La stigmatisation des élites et du cosmopolitisme a toujours fait partie du répertoire du populisme et de l’extrême droite. Léon Degrelle, dans les années 1930, flinguait les « banksters » ennemis du « pays réel ». Donald Trump aujourd’hui fustige « l’élite de Washington » et célèbre « les vrais Américains ». Toutefois, au début des années 1990, lorsque l’impact de la globalisation et de la financiérisation de l’économie se faisait sentir, lorsque Daniel Bensaid parlait à ce propos d’ « une crise de civilisation, d’une crise de ce qui tient lieu de lien et de commune mesure entre les hommes », il n’était pas écrit dans les astres que ces critiques finiraient par être récupérées et dévoyées par l’extrême droite.
Si la social-démocratie en besoin de modernité ne s’était pas laissé dominer par ses modernistes, ses Blair et ses Schroeder, si la Démocratie chrétienne en quête d’âme ne s’était pas égarée dans le conservatisme attrape-tout du Parti populaire européen, sans doute la question sociale aurait-elle été considérée avec toute la gravité nécessaire. Sans doute, l’adaptation inévitable aux nouvelles réalités économiques, technologiques, géopolitiques et culturelles, dont celle, cruciale, de l’immigration, aurait-elle été amortie, accompagnée, tempérée, pour éviter qu’une partie significative de la population ne se sente flouée, déplacée et abandonnée.

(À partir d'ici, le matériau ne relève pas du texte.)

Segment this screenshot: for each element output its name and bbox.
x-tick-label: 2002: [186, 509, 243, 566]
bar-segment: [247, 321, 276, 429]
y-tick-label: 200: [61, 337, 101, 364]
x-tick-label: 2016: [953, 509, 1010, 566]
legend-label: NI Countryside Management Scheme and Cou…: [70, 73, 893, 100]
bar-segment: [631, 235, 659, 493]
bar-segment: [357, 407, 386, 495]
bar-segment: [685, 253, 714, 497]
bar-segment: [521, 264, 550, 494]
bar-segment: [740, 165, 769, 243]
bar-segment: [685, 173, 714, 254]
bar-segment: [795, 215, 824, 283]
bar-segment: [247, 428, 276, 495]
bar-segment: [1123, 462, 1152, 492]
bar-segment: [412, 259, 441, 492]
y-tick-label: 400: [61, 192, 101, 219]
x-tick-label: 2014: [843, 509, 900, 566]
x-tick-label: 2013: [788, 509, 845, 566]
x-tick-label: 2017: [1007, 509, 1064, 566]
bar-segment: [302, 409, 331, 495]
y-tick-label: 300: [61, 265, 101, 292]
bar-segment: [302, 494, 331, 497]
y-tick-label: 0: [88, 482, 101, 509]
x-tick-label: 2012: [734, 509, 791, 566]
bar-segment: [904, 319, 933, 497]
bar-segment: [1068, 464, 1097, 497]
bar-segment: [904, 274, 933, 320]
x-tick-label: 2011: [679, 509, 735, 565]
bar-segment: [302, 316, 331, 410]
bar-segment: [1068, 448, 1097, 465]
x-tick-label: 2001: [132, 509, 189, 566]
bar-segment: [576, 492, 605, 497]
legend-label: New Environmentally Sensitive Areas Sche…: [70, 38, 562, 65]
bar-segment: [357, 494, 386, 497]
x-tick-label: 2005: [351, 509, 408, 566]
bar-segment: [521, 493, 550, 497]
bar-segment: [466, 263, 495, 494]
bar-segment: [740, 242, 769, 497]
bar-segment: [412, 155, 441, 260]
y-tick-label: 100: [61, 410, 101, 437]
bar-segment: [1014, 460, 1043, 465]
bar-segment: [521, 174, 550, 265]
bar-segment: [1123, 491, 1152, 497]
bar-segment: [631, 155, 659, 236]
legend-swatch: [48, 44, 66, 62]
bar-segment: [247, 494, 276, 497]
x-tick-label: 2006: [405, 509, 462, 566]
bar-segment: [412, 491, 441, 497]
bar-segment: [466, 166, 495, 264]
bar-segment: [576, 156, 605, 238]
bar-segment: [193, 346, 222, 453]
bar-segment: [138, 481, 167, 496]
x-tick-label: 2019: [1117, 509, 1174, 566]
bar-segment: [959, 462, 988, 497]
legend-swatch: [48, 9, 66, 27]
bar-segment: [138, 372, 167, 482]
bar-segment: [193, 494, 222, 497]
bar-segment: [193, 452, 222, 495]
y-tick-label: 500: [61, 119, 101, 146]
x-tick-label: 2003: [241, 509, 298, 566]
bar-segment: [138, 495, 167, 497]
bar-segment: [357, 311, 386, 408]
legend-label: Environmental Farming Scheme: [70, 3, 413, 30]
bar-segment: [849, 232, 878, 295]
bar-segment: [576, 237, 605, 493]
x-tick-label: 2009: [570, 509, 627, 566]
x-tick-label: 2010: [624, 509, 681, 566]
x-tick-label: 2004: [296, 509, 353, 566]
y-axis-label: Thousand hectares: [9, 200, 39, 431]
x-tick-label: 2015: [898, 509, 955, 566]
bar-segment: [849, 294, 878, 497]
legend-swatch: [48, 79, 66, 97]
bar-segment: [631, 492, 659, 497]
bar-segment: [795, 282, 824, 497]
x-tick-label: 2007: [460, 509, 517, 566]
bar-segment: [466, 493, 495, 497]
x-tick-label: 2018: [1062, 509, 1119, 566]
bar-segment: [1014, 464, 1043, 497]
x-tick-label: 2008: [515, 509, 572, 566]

Certes, après l’implosion financières de 2008, quelques correctifs ont été apportés au désordre établi, mais la suffisance et l’imprévision des milieux dirigeants ont persisté. Et patatras, le Brexit s’est imposé. Et patatras, Donald Trump l’a emporté. Et, demain, re-patratas, de La Haye à Paris? « On n’a pas besoin d’un météorologue pour savoir dans quelle direction souffle le vent », avertissait Steve Bannon en 2010.
Certains se justifient en vitupérant contre les meneurs plébéiens et leurs grossiers mensonges. Le populisme à la Trump est une supercherie, protestent-ils. Son équipe est truffée de milliardaires qui ne rêvent que de détaxer leurs fortunes et déréguler leur business. Se défaussant, comme naguère Hillary Clinton, sur les « déplorables », ils brandissent même le livre perturbant de Thomas Frank Pourquoi les pauvres votent à droite (Agone, 2013), en oubliant que ces « grossiers mensonges », ces « faits alternatifs », ont prospéré dans le terreau de l’indifférence sociale qui a permis aux populistes de convertir le malaise économique en mal-être et rancoeur identitaires, porte ouverte à toutes les catastrophes.
N’en déplaise aux nostalgiques de Margaret Thatcher, le libéralisme politique ne sera sauvé qu’en domestiquant, rapidement, sévèrement, cette économie productrice d’inégalités et d’insécurité, qui brise le contrat social. Comme le fit le Président démocrate Franklin Roosevelt dans les années 1930 en « protégeant les capitalistes contre eux-mêmes » et en se félicitant de l’hostilité qu’il inspirait, lui le patricien new-yorkais, chez les « ploutocrates » de Wall Street et les ultras de l’America First.
« La démocratie ne prend pleinement son sens que si elle se prolonge dans le projet de donner à la société un visage d’humanité et de justice », rappelait récemment le sage Marcel Gauchet. Une façon de nous mettre en garde contre les imprécateurs qui exploitent le désarroi des citoyens et attisent le « côté sombre de l’homme » pour égarer le monde dans davantage d’inhumanité et d’injustice. Une ultime mise en garde?